Игра в бирюльки - страница 10



* * *

В день великого траура – похорон дорогого и, казалось бы, бессмертного товарища Брежнева сотрудники генконсульства сами, как могли, изготовили и обтянули муаром панно с фотографиями, отражавшими славный путь неутомимого генерального секретаря КПСС, многажды Героя Советского Союза и Героя Труда. В недавнем прошлом Кранцев несколько раз имел честь переводить переговоры в Кремле Ильича Второго с африканскими братьями, приезжавшими клянчить оружие. И он видел перед собой сердечного, мягкого и утомленного человека, который с трудом выговаривал некоторые слова. Казалось, что жить в виде мумии вождю не доставляло никакого удовольствия. В конце дня, занятого приемом многочисленных официальных визитеров, приходивших выразить свои искренние соболезнования, Кранцев, валившийся с ног, неожиданно получил упрек от консула Бочкова, своего непосредственного, хотя и временного начальника, за то, что имел «недостаточно скорбное выражение лица» во время приема гостей и вообще «имел отрешенный вид в то время, как вся страна тяжело переживает невосполнимую утрату». Черт подери! Темные тучки на вечно голубом небе Марселя продолжали скапливаться и нависать над головой, грозя грозой, несмотря на изумительный блеск городских охряных крыш в лучах предзакатного солнца и умопомрачительный аромат буйабеса, марсельской ухи, нелегально проникавший на территорию генконсульства с соседней виллы.

Спасение неожиданно явилось в лице Касьяна Степановича Беловенко, посла и абсолютного владыки советской колонии в Париже, чья могучая фигура неожиданно возникла в куцем дворике генконсульства. Посол прибыл в Марсель для того, чтобы лично сопроводить направлявшуюся проездом в Испанию невестку нового шефа КГБ. Там младший Андрогов – конечно, по чистой случайности – возглавлял советскую делегацию на международной конференции в Мадриде.

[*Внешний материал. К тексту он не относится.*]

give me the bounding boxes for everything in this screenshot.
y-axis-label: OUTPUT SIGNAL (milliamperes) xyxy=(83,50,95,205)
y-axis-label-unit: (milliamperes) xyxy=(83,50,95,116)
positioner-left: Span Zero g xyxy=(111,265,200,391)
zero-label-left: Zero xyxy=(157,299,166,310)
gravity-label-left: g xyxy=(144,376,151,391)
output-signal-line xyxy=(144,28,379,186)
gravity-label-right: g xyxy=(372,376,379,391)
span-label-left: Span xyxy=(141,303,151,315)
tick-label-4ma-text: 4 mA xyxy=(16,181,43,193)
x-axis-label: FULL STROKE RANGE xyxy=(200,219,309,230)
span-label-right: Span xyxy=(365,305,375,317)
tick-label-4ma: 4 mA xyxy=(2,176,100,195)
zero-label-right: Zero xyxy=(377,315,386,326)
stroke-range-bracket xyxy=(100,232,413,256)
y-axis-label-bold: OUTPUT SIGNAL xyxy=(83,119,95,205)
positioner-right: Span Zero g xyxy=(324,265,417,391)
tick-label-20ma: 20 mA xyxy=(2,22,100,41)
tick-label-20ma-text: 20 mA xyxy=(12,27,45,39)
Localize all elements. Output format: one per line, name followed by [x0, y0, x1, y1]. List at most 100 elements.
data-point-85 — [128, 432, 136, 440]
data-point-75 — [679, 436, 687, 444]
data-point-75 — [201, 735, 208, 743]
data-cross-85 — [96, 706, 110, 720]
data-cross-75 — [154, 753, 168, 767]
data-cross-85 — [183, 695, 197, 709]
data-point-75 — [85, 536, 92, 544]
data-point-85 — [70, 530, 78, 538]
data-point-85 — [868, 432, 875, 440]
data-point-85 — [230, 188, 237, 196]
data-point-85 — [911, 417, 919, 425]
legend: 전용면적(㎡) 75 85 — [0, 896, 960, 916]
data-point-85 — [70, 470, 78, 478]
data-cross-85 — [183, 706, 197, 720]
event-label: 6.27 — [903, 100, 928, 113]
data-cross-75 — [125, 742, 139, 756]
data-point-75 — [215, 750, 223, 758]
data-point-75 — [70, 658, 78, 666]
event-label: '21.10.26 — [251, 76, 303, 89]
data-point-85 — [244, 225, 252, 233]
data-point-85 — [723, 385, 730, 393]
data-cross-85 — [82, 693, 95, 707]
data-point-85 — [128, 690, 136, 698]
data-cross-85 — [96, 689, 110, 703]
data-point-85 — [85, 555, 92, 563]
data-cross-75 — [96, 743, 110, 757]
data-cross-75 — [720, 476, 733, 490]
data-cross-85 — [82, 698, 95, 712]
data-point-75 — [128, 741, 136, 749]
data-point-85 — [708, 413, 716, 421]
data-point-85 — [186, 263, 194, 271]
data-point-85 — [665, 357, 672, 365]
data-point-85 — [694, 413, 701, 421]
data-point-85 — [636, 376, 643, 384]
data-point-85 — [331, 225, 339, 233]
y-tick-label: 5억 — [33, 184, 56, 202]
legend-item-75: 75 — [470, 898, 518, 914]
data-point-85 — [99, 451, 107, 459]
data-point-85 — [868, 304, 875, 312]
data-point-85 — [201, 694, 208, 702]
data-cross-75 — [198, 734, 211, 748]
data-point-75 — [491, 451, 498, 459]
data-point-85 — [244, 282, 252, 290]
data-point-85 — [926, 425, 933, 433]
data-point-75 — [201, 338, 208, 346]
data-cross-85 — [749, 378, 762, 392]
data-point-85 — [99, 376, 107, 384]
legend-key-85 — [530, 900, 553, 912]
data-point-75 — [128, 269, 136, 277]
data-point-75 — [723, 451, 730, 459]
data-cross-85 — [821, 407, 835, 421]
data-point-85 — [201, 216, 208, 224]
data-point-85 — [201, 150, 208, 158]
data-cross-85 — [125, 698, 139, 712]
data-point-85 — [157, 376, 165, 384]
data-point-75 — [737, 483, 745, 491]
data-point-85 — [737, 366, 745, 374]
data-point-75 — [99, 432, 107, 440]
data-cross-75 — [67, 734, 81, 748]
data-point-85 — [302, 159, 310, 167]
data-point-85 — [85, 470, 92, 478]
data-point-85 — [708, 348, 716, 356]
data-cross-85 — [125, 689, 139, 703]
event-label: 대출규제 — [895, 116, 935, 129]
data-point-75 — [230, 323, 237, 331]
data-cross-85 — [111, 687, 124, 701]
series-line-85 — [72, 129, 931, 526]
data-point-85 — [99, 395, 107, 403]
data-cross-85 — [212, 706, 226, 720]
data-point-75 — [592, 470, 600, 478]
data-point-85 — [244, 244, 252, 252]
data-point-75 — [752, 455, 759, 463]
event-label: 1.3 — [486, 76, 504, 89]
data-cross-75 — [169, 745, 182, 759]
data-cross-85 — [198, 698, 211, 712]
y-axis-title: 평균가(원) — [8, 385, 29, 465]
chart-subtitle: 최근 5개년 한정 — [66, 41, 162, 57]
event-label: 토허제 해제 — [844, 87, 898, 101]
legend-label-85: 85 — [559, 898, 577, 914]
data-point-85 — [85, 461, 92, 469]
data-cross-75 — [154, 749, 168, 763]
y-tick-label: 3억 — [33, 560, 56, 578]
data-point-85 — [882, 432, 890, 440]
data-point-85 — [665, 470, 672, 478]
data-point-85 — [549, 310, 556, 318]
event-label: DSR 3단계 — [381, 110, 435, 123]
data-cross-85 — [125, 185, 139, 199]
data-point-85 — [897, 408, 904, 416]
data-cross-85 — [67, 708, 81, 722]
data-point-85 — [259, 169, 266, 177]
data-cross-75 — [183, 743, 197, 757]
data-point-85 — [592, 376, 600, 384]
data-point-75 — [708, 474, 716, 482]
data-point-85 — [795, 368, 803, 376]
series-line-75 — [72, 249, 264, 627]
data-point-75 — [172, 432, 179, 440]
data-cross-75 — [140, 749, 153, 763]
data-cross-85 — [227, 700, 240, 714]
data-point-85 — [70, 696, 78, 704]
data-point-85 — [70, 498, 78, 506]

Мудрому и прозорливому товарищу Беловенко и в голову не могло прийти, что в студенческие годы робкий гитарист Тёма Кранцев пересекался на факультете с отпрыском поднимающегося партийного босса и не раз, по прихоти «молодого волка», был приглашаем на вечеринки золотой молодежи в большой номенклатурный папин дом на Кутузовском проспекте и даже был свидетелем первых романтических встреч своего важного приятеля с некой Лизой, прехорошенькой студенткой МГУ из далекого провинциального города, как и сам Кранцев.

Будь благословен тот дом на Кутузовском! Ничем не выдавая их знакомства в присутствии посла, слегка располневшая, но все еще прелестная Лиза, то есть Елизвета Егоровна, так громко и часто восхищалась французским языком, знаниями и манерами молодого дипломата, сопровождавшего гостей целых два дня по Провансу, что Его Превосходительство наконец опустил свой царственный взор на землю, рассмотрел распластанного на земле гнома Кранцева и даже вспомнил, что мельком видел его в средневековом замке на конгрессе ФСП, во время истории со взрывом. Воспитанник и знаменосец партии проявил отеческий интерес к семейному положению молодого сотрудника генконсульства и услышал в ответ, что тот пребывает в Марселе один-одинешенек, потому как партия не пустила к нему любимую малышку-дочь, и его ответственная жена в порядке самопожертвования решила остаться с ней в Москве, то есть молодая семья разлучена. «Непорядок!» – загадочно и многозначительно сказал ему на прощание важный гость, прежде чем покинуть генконсульство, с порога которого ему дружно и подобострастно махали руками все сотрудники. Откуда было знать Кранцеву, что в голове посла четко засела мысль воссоединить молодую семью – это по-партийному!